Sisa Satu

Lewat tengah malam Suar tiba di kosan dan membiarkan kamar dalam kondisi gelap. Ia langsung menuju kamar mandi dan meletakan barang-barangnya begitu saja bertebaran di lantai. 
Suar tidak langsung membersihkan dirinya padahal ia sudah melucuti pakaian luarnya. Tutupan closet di rebahkan. Suar duduk di atasnya sambil menyandarkan tubuh.

Ia coba mengingat-ingat dompet kecil hitam dan lanyardnya. Ia yakin jatuh di stasiun akibat kejadian tadi. Apakah ada yang menemukan? Jika, iya, kenapa tidak langsung dikembalikan. Ataukah dibuang ke tempat sampah? Apakah orang yang menemukan akan meminta bayaran? Atau akan meneror, menelepon ke kantor. 

Suar memejamkan mata. Kepalanya dipenuhi kemungkinan-kemungkinan negatif. Sangat berisik. Tangan kanannya mengusap-usap pergelangan tangan kiri.
"Sisa satu," katanya dalam hati.
Sisa satu.
Sisa satu.
Sisa satu. Kata-katanya semakin cepat seperti detak jantungnya. 
Sisa satu. Ia menyalakan shower dan berdiri di bawahnya. 

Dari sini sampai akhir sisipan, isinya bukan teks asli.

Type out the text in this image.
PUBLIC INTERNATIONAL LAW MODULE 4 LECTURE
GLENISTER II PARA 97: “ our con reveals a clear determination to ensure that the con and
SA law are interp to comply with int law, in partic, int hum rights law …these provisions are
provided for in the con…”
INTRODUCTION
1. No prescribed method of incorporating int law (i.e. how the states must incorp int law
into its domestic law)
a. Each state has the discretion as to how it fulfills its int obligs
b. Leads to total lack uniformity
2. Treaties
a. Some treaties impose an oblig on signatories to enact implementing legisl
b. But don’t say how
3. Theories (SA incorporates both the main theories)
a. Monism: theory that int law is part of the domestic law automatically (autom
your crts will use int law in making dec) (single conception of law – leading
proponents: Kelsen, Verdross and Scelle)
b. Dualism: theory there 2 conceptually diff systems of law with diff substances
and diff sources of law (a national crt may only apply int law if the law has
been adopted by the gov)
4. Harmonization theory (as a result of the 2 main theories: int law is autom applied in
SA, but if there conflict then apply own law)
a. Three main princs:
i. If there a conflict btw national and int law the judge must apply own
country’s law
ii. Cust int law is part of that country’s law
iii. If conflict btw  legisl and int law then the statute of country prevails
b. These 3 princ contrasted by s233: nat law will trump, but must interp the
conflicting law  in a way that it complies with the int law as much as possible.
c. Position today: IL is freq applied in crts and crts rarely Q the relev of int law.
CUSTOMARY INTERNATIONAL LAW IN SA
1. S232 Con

Pergerakannya tidak terkontrol. Ia menggosok kepala dan badannya yang masih menempel pakaian dalam, sambil bergumam dengan cepat, "sisa satu." 
Sisa satu.
Sisa satu.
Sisa satu.
Suar menarik karet di pergelangan tangan kirinya sejauh mungkin dan segera melepaskannya. Ia meringis menahan sakit. Tubuhnya merebah di lantai kamar mandi — di bawah pancuran yang airnya masih menyala. Matanya menerawang ke atas. Sesekali ia menyeka wajahnya. Napasnya mulai teratur dan detak jantungnya tidak lagi berlari-lari.